The main culprit for the extra cost placed on wind seems to be the requirement that all generation be scheduled on the Nordic electricity exchange, NordPool, way ahead of when it is needed. "Gate closure" is at noon for the following day, requiring generation to be accurately projected fully 12-36 hours ahead of time. For wind generation, accurate predictions of output a day ahead is almost impossible (Windpower Monthly, December 2003).
The early gate closure means that any deviations from scheduled production incur costs for Eltra. Either it has to offload generation it has already bought, because demand is less than scheduled or generation is more than scheduled, or it has to buy power to make up a deficit, because of greater demand or less generation than scheduled. Under the rules of supply and demand, Eltra will nearly always end up selling excess power at a loss and buying power at a premium to make up a deficit.
The situation in Denmark is exacerbated by the existence of a large number of distributed, communally owned, combined heat and power (CHP) plant run mainly on natural gas. Eltra is required to buy all electricity from these facilities and from all subsidised wind plant as "priority power," whether it needs it or not (fig 2). On a cold, windy day, CHP work overtime to meet demand for heat, with Eltra forced to buy the accompanying electricity -- even though plenty of power is being delivered by the 2360 MW of wind plant on its system. Eltra's system is relatively small, with maximum and minimum loads of 3800 MW and 1150 MW. During 2003, about 40% of electricity was from wind and local (heavily subsidised) gas-fired CHP, with the remainder mainly from coal.
The designation of "priority power" wreaks havoc on market prices, directly affecting the one in five wind turbines which, because of their age, no longer receive subsidies and must sell their output on the open market. Recent Nordic power market research has found that a more flexible market design would cut regulation costs (for all generation) by up to 70% and increase net income by up to 8%, though Eltra is sceptical.
A day ahead
Market players in Eltra's area sell power through NordPool or trade bilaterally with German TSO E.on Netz, or among themselves. "Gate closure" for E.on Netz is 2:30 pm for the following 24 hour period, starting at midnight. For bi-lateral trade among themselves, bids must be in by 3 pm.

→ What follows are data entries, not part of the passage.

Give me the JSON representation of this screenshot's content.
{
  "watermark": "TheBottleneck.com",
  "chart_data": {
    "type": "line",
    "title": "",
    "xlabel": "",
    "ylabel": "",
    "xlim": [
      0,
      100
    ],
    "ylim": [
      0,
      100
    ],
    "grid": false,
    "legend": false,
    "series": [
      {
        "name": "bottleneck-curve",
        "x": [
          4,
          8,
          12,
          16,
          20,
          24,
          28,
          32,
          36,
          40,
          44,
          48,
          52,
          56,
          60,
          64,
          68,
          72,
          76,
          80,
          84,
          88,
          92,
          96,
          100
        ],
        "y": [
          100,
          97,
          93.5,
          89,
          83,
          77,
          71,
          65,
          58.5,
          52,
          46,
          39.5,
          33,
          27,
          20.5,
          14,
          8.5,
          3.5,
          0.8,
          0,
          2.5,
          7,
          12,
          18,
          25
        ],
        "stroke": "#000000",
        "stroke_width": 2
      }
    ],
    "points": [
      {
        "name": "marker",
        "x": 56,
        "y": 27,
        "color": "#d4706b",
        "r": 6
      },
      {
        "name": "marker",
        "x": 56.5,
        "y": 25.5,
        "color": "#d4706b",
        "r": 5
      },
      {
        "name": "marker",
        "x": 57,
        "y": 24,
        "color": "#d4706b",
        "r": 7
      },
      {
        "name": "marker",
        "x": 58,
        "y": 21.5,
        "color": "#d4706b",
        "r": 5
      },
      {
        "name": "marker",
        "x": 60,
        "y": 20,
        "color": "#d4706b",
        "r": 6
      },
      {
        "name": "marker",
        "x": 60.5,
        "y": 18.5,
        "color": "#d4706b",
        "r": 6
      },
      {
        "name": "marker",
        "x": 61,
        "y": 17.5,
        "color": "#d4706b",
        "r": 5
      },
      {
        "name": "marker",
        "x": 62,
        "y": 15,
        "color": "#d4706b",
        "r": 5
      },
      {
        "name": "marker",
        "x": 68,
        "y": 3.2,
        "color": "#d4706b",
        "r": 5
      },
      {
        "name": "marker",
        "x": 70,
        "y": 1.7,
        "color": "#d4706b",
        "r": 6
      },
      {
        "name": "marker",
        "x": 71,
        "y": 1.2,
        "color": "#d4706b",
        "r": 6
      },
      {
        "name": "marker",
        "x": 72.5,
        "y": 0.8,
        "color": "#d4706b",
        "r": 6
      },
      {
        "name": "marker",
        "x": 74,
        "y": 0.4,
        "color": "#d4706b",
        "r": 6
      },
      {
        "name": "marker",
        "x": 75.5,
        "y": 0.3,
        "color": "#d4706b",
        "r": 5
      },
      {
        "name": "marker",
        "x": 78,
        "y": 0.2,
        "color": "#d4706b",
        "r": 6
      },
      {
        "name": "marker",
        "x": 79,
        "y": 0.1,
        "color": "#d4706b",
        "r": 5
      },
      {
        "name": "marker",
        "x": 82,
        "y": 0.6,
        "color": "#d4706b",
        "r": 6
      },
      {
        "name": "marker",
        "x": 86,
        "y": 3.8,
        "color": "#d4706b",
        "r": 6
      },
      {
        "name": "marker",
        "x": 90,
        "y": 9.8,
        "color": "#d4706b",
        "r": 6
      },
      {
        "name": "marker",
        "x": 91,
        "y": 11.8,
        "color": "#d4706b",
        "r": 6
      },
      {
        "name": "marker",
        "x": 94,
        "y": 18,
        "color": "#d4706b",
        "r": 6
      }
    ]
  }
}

On average, in its day-ahead prediction for wind production, Eltra misses the mark 30-35% of the time. In 2002, the need to buy or sell power on the real-time imbalance power due to miscalculations of expected wind production, cost Eltra DKK 67.5 million, or DKK 19.4/MWh (¤2.61/MWh) of wind power consumption, according to the TSO.
Wind power is responsible for most physical system imbalance 70-80% of the time, according to Eltra. For the remaining time, wind power counters any imbalance in the rest of the system.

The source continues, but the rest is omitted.